“É PRECISO POLITIZAR O SOFRIMENTO PSÍQUICO”, DEFENDE PSICÓLOGO HISTÓRICO-CULTURAL
Dassayeve Lima critica medicalização e defende sofrimento como resultado de condições sociais e políticas
Dassayeve Lima, do perfil Saúde Mental Crítica, afirma que a saúde mental “tem a ver com o modo de vida, com o bem viver” – Pexels
“Não vamos mudar muita coisa se não observarmos aquilo que, em saúde coletiva, se chama de determinação social do processo de saúde e doença”, afirma, ao BdF Entrevista, da Rádio Brasil de Fato. “É uma ilusão acreditar que práticas individualistas vão promover uma outra lógica de relação com o mundo, com o trabalho e com as pessoas”, explica.
Lima critica o reducionismo que transforma o sofrimento psíquico em questão de “falta de terapia”. Segundo ele, o neoliberalismo reforça essa visão ao deslocar causas estruturais, como a precarização do trabalho e a desigualdade social, para o âmbito da responsabilidade pessoal. “O problema não é mais o excesso de jornada ou a exploração. O problema passa a ser a sua incapacidade de administrar o estresse”, critica. “Essa ideologia despolitiza o sofrimento e o transforma em mercadoria”, indica.

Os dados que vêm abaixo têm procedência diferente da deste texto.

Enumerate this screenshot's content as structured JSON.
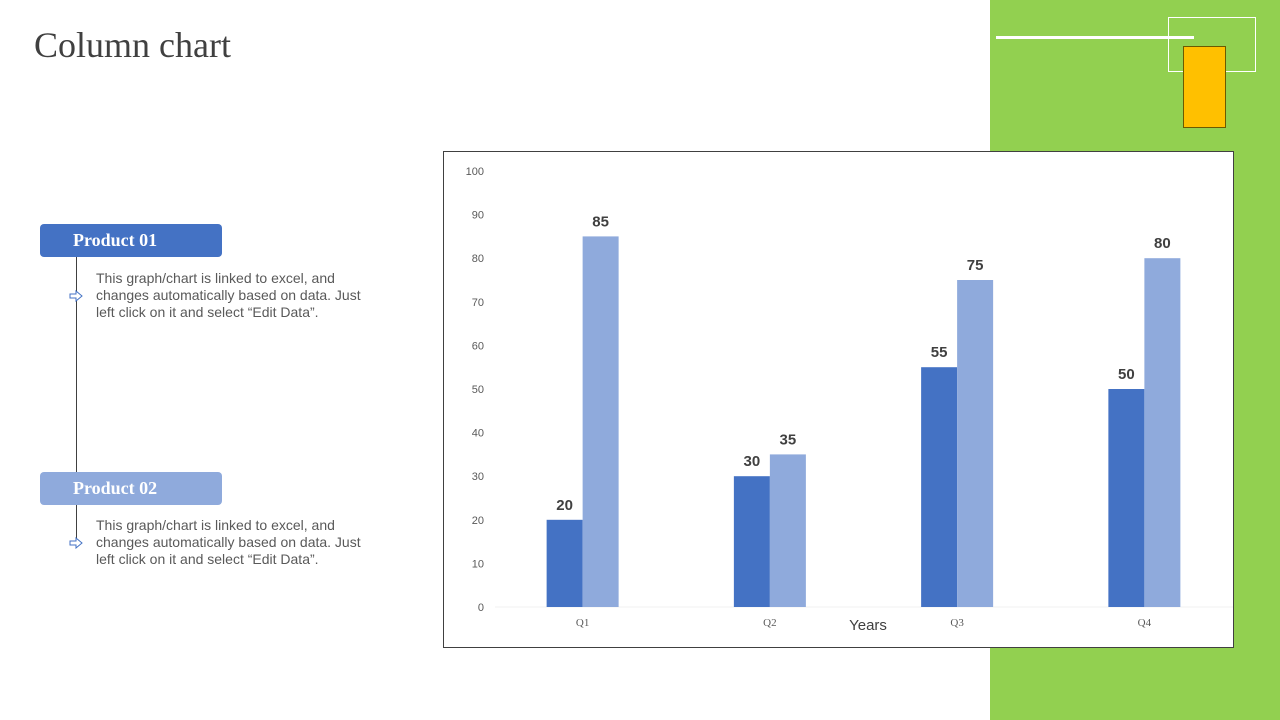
{
  "page": {
    "title": "Column chart"
  },
  "legend_items": [
    {
      "label": "Product 01",
      "description": "This graph/chart is linked to excel, and changes automatically based on data. Just left click on it and select “Edit Data”."
    },
    {
      "label": "Product 02",
      "description": "This graph/chart is linked to excel, and changes automatically based on data. Just left click on it and select “Edit Data”."
    }
  ],
  "colors": {
    "product_01": "#4472c4",
    "product_02": "#8faadc",
    "accent_green": "#92d050",
    "accent_yellow": "#ffc000"
  },
  "icons": {
    "bullet": "arrow-right-outline-icon"
  },
  "chart_data": {
    "type": "bar",
    "categories": [
      "Q1",
      "Q2",
      "Q3",
      "Q4"
    ],
    "series": [
      {
        "values": [
          20,
          30,
          55,
          50
        ],
        "color": "#4472c4"
      },
      {
        "values": [
          85,
          35,
          75,
          80
        ],
        "color": "#8faadc"
      }
    ],
    "xlabel": "Years",
    "ylabel": "",
    "ylim": [
      0,
      100
    ],
    "yticks": [
      0,
      10,
      20,
      30,
      40,
      50,
      60,
      70,
      80,
      90,
      100
    ],
    "grid": false,
    "data_labels": true
  }
}
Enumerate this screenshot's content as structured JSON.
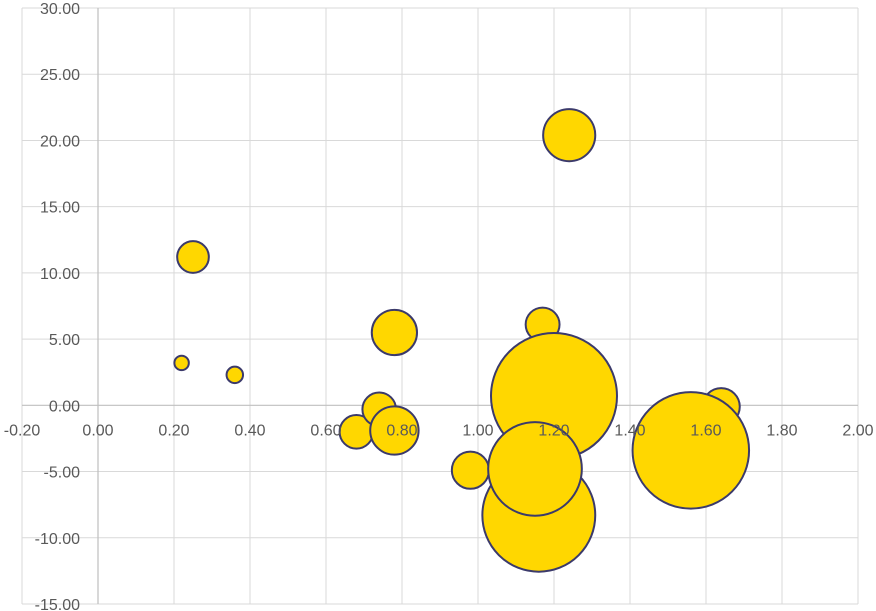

Ele defende políticas que garantam tempo livre e dignidade em prol da saúde psíquica. “O regime 6×1 imprime uma alienação de si. A pessoa não tem tempo para descansar, socializar, viver. Saúde mental tem a ver com modo de vida, com bem viver”, afirma. Para o psicólogo, recuperar o tempo, o ócio e o vínculo com o outro são práticas políticas e coletivas.
De acordo com o especialista, a lógica manicomial permanece viva no Brasil e no mundo porque “o capitalismo precisa do manicômio”. “Ele demanda instituições que administrem os corpos improdutivos. Mas a ideologia manicomial vai além dos muros: ela transforma pessoas em diagnósticos e produz violência”, lamenta.
A crítica se estende à medicalização e ao mito do “desequilíbrio químico” do cérebro, frequentemente usado para justificar o consumo de psicofármacos. “Nunca houve evidência de que depressão seja causada por um desequilíbrio químico”, aponta. “A partir dos anos 1990, com o boom das neurociências e do neoliberalismo, se consolidou a ideia de que o sofrimento está no cérebro, e não nas relações sociais. Foi aí que nasceu a pílula da felicidade”, conta.
Para Lima, o remédio pode ser legítimo como alívio, mas não deve ser tratado como uma solução universal. “É preciso perguntar se o que estamos silenciando com o medicamento não é justamente a denúncia de uma opressão que vivemos”, diz. “Politizar o sofrimento é reconhecer que ele diz algo sobre o nosso modo de vida”, defende.
O psicólogo pontua que politizar o sofrimento psíquico também significa também garantir investimento público em saúde, fortalecer o Sistema Único de Saúde (SUS) e a rede de atenção psicossocial.